Psychiatric comorbidity plays key role for all-cause and cause-specific associations with death in adults
THURSDAY, Aug. 8, 2019 (HealthDay News) — Attention-deficit/hyperactivity disorder (ADHD) is associated with an elevated risk of premature death, according to a study published online Aug. 7 in JAMA Psychiatry.
Shihua Sun, M.D., from the Karolinska Institutet in Stockholm, and colleagues used Swedish national registers to identify 2,675,615 individuals born in Sweden (1983 to 2009), including 86,670 individuals (3.2 percent) who received a diagnosis of ADHD during follow-up through 2013.
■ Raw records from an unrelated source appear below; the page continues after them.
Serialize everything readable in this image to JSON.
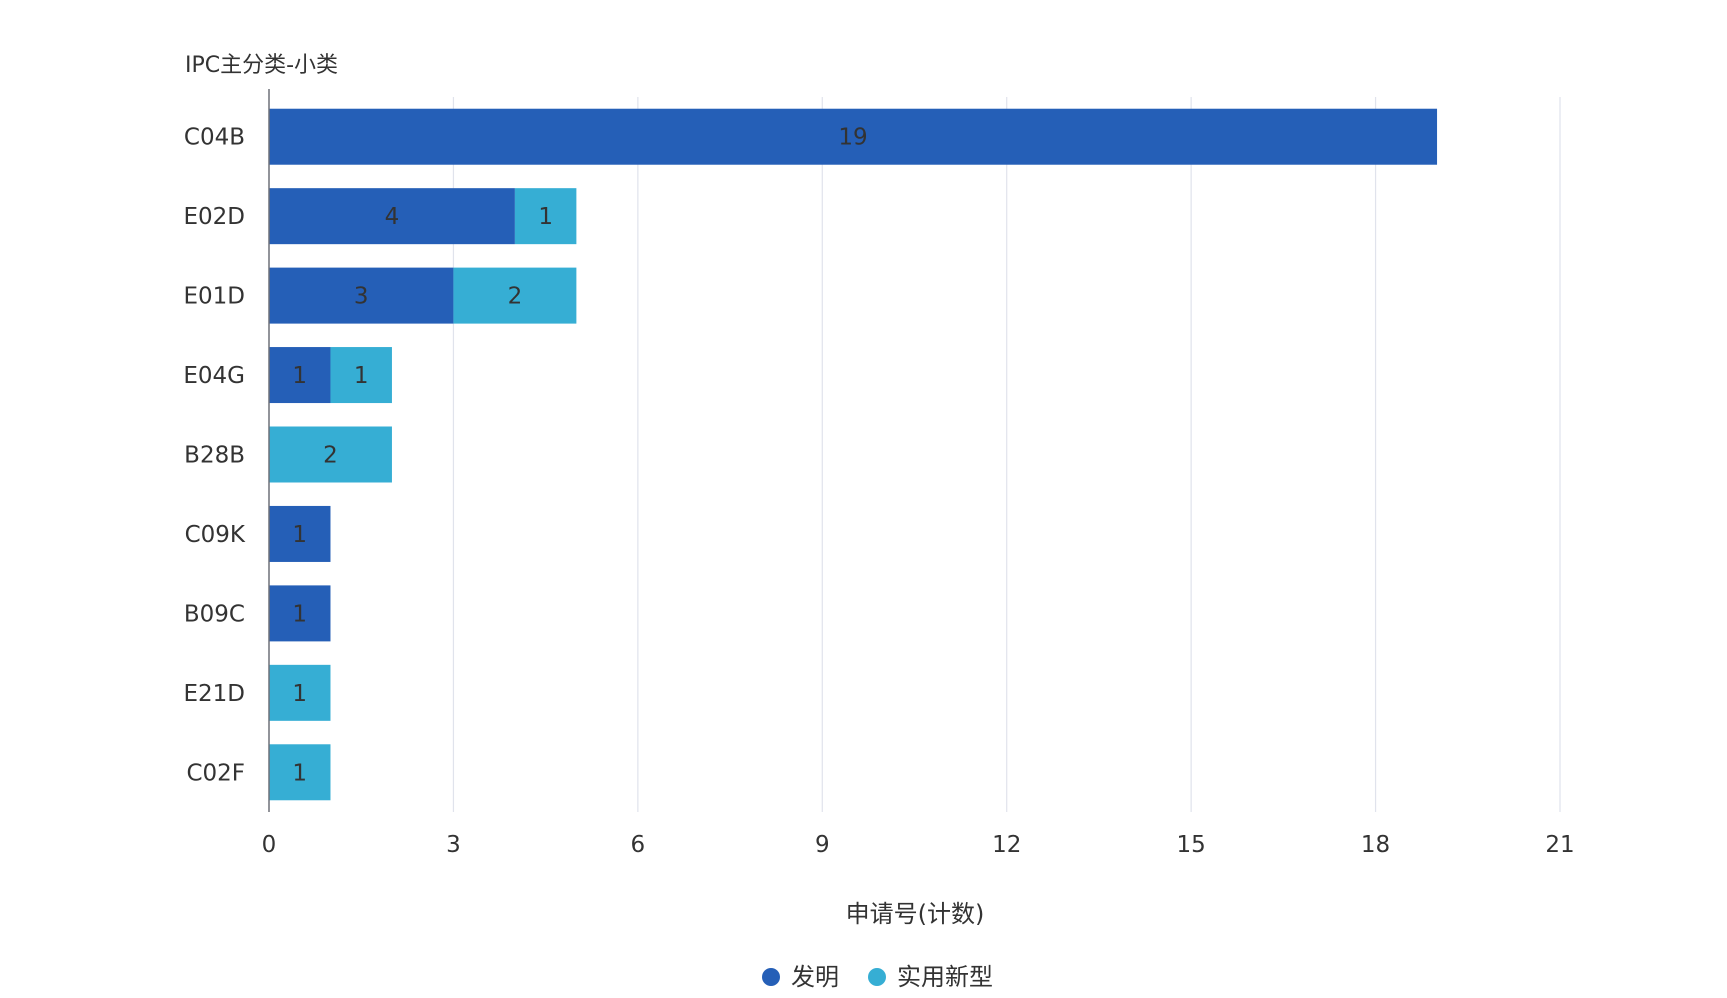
{
  "chart_data": {
    "type": "bar",
    "orientation": "horizontal",
    "stacked": true,
    "title": "",
    "ylabel": "IPC主分类-小类",
    "xlabel": "申请号(计数)",
    "categories": [
      "C04B",
      "E02D",
      "E01D",
      "E04G",
      "B28B",
      "C09K",
      "B09C",
      "E21D",
      "C02F"
    ],
    "series": [
      {
        "name": "发明",
        "color": "#255FB7",
        "values": [
          19,
          4,
          3,
          1,
          0,
          1,
          1,
          0,
          0
        ]
      },
      {
        "name": "实用新型",
        "color": "#36AED4",
        "values": [
          0,
          1,
          2,
          1,
          2,
          0,
          0,
          1,
          1
        ]
      }
    ],
    "xlim": [
      0,
      21
    ],
    "xticks": [
      0,
      3,
      6,
      9,
      12,
      15,
      18,
      21
    ],
    "grid": true,
    "legend_position": "bottom"
  }
}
The researchers found that during follow-up, 424 individuals with ADHD and 6,231 without ADHD died (mortality rates of 11.57 and 2.16 per 10,000 person-years, respectively). The association was stronger for death in adulthood (hazard ratio [HR], 4.64; 95 percent confidence interval [CI], 4.11 to 5.25) versus childhood (HR, 1.41; 95 percent CI, 0.97 to 2.04). The risk of death also increased substantially with the number of psychiatric comorbidities with ADHD (HR for individuals with only ADHD: 1.41 [95 percent CI, 1.01 to 1.97]; HR for individuals with at least four comorbidities: 25.22 [95 percent CI, 19.60 to 32.46]). However, for deaths in adulthood, when adjusting for early-onset psychiatric comorbidity, the association between ADHD and risk of death due to natural causes was no longer statistically significant (HR, 1.32; 95 percent CI, 0.94 to 1.85).
“These findings suggest that health care professionals should closely monitor specific psychiatric comorbidities in individuals with ADHD to identify high-risk groups and implement prevention efforts,” the authors write.
Authors disclosed financial ties to the pharmaceutical industry.